A common use case for many modeling problems (e.g., in machine learning or climate science) is to center data by subtracting an average of some kind over a given axis. The dask scheduler currently falls flat on its face when attempting to schedule these types of problems.
Here's a simple example of such a fail case:
import dask.array as da
x = da.ones((8, 200, 200), chunks=(1, 200, 200)) # e.g., a large stack of image data
mad = abs(x - x.mean(axis=0)).mean()
The scheduler will keep each of the initial chunks in memory that it uses to compute the mean, because they will be used later to as an argument to sub. In contrast, the appropriate way to handle this graph to avoid blowing up memory would be to compute the initial chunks twice.
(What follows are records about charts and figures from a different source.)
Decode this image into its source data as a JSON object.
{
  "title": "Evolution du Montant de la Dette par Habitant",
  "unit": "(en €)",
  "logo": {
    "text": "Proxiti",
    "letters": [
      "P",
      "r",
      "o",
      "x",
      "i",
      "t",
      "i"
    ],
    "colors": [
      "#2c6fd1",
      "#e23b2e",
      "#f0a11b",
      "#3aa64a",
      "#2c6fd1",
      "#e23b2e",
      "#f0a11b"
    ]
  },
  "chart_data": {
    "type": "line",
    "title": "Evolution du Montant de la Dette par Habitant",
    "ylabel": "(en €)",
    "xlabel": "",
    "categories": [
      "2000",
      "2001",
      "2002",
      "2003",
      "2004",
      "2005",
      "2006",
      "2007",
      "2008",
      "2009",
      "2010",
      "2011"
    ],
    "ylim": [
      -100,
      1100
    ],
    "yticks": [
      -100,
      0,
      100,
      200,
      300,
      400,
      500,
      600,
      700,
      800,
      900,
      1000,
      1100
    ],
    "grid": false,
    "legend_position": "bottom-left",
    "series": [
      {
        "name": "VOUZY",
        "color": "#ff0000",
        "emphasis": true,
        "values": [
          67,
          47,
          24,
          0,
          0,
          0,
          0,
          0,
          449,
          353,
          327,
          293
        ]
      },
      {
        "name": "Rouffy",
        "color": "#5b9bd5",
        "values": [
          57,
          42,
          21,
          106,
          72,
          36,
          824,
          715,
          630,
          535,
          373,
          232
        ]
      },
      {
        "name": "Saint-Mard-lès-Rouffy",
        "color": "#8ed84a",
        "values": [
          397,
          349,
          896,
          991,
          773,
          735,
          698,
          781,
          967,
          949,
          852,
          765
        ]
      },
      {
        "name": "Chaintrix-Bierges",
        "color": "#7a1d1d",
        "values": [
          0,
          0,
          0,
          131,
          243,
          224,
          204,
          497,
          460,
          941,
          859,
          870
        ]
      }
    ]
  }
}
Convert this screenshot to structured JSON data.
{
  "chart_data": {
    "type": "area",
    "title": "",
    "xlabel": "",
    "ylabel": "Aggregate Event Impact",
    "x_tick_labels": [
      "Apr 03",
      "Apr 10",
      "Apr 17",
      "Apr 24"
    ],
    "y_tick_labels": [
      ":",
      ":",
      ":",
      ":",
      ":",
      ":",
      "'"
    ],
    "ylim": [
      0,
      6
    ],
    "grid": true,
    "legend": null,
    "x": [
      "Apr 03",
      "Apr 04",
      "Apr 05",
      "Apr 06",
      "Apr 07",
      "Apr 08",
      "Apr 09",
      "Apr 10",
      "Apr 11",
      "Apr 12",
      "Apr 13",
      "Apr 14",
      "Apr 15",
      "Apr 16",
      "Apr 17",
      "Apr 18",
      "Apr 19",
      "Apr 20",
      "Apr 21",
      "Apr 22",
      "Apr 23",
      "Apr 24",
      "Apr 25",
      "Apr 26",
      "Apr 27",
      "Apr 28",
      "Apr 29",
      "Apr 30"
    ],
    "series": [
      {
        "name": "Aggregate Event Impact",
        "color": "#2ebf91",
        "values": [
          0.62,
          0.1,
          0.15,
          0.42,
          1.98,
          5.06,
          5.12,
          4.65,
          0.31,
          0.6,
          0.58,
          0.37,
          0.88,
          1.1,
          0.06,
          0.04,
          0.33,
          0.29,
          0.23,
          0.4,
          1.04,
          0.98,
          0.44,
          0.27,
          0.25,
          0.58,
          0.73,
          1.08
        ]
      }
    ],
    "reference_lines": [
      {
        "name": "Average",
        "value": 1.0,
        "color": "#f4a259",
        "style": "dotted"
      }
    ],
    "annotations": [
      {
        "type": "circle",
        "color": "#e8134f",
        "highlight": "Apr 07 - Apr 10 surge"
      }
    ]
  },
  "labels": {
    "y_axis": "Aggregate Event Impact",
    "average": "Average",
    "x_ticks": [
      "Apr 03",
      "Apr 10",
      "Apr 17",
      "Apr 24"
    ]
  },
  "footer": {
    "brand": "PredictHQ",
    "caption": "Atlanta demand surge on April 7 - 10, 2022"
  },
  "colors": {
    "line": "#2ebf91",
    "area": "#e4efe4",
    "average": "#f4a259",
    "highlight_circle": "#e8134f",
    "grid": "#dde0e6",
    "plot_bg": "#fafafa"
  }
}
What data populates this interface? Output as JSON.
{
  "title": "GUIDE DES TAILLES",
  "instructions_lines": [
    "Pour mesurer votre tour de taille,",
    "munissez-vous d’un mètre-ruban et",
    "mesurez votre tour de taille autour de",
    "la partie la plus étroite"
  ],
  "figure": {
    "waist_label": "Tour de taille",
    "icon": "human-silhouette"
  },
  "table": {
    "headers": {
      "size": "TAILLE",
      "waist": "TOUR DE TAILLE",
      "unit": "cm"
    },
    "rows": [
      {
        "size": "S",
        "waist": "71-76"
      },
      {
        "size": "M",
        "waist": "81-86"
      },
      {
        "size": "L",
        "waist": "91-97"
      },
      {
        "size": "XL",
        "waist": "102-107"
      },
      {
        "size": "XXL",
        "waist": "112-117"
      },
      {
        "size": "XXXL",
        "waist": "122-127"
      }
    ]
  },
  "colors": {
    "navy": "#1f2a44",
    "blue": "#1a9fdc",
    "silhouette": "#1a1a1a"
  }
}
I know that in principle this could be avoided by using an on-disk cache. But this seems like a waste, because the initial values are often sitting in a file on disk, anyways.
This is a pretty typical use case for dask.array (one of the first things people try with xray), so it's worth seeing if we can come up with a solution that works by default.
If np.ones is added to the set of fast_functions, then the graph looks like:
This results in the desired scheduler behavior. In general, we can't assume that recomputing the initial chunks is fast, but for things like getarray, this should be fine. We should also somehow forward kwargs to optimize. dask.array.optimization.optimize accepts fast_functions as a keyword, but the scheduler get doesn't forward it.
Currently threaded.get, multiprocessing.get share some keywords, and have some other keywords that are specific to each scheduler. array.optimize takes a few keywords, while dataframe.optimize takes none. However, all of them have spots for **kwargs, which means that excess keywords are simply ignored. Thus, we could forward all keywords from expr.get(...) to both the call to optimize and get, and everything would be fine. Not sure if this is the best way, but it would work.
In general, it's probably not a good idea to assume that loading data from disk is "fast", although it's certainly a preferable alternative to exhausting memory.
It would be nice if we could setup dask to recompute chunks once they start to overflow some memory threshold, which might default to some fraction of the available system memory. The challenge then is figuring out which chunks to throw away. Cachey might have most of the appropriate logic for this.
It would be an interesting intellectual exercise on how to do this generally.
Any thoughts on how we could solve this problem if we tracked number of bytes of each output and computation times?
One thought would be to pass in a cache object to replace the dictionary that is used by default. Upon overflow, a decision could be made to drop a cheap result, with a callback on getitem setup to recompute it (based on the graph). A good metric might be dumping large things that would be quick to recompute from things currently in the cache (possibly min(C1*compute_time + C2/memory_used)). Could be done with a mix of callbacks, and a MutableMapping object.
min(C1*compute_time + C2/memory_used)
Yes, I think dask.cache/cachey already uses a roughly appropriate metric.